New York Gov. Andrew Cuomo said Monday that the limo driver didn’t have the required commercial license and that Prestige Limousine “had no business putting a failed vehicle
on the road.”
The limo had been written up Sept. 4 for code violations, including a problem with the anti-lock brakes’ malfunction indicator system.
A sticker was placed on the vehicle declaring it “unserviceable,” said state Department of Transportation spokesman Joseph Morrissey.
It was the latest in a series of inspection knocks for Prestige, which is located in Gansevoort, just outside of Saratoga Springs. Four of its limos were cited this year with a total of 22 maintenance violations, though none was deemed critical.
Kindlon told CBS News on Tuesday the “safety issues had been addressed and corrected,” saying many were minor. But Morrissey said any assertion that the limo involved in the crash had been cleared for service was “categorically false.”
Kindlon said he didn’t think the infractions contributed to the crash. He suggested the driver, who died in the crash, might have misjudged his momentum on the hill.
The T-intersection at the bottom was a known danger spot, Kindlon noted. It was rebuilt after a deadly 2008 wreck, but there since have been other accidents at the junction.
“I think, frankly, the Department of Transportation and the state of New York is doing a great job in saying, ‘Look over there! It’s not our fault!’” Kindlon said, suggesting the state “faces an incredible amount of liability if they’re found to be at fault.”
The limo’s driver, Scott Lisinicchia, had been told he didn’t have the proper license to drive it during an Aug. 25 traffic stop, state police said Wednesday.
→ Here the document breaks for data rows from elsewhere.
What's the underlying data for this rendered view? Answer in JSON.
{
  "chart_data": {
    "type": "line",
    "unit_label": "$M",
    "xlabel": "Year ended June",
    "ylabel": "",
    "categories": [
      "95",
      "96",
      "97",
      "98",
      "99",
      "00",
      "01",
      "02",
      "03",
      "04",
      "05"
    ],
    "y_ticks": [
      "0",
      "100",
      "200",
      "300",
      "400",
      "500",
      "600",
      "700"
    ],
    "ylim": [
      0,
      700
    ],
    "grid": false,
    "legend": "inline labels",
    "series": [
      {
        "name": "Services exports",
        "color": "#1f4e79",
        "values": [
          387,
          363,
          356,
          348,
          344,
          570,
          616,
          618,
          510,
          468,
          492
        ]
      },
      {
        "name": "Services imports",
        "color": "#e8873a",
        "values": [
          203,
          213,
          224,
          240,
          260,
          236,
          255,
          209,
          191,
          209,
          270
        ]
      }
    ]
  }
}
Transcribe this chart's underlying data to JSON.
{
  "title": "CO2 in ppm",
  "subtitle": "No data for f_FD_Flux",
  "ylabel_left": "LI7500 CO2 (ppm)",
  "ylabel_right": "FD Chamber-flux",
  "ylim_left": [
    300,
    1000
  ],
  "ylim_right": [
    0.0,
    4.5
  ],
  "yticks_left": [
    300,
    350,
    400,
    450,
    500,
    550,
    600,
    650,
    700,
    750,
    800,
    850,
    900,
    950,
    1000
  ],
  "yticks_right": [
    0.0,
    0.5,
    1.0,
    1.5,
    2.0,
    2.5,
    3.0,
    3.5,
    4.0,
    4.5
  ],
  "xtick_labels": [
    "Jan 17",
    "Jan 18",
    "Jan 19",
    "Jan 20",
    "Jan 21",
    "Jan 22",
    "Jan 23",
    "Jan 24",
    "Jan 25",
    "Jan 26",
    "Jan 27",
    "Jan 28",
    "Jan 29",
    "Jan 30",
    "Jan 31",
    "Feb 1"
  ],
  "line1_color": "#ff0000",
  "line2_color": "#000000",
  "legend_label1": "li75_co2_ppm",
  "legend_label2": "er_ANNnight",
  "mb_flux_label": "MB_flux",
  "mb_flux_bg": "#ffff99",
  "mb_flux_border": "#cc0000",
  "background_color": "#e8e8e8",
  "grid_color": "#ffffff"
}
They said a trooper issued violations, advised
that Lisinicchia couldn’t drive the limo and “took steps to ensure that the vehicle was taken off the road.”
Lisinicchia’s family, meanwhile, said he was unwittingly put in an unsafe vehicle.
Kim Lisinicchia told CBS in an interview broadcast Wednesday that her husband repeatedly said he wouldn’t drive the car the way it was. But then “he trusted in what the limo company said, that the cars were all right,” she said.
She said her husband was an excellent, veteran driver with over 20 years of experience in tractor-trailers and was in fine health.
“I feel for these victims,” the widow said. “I am in no way trying to make it seem like it’s about me or my husband. I just want my husband to be vindicated. I have to stand for him, ‘cause nobody else will.”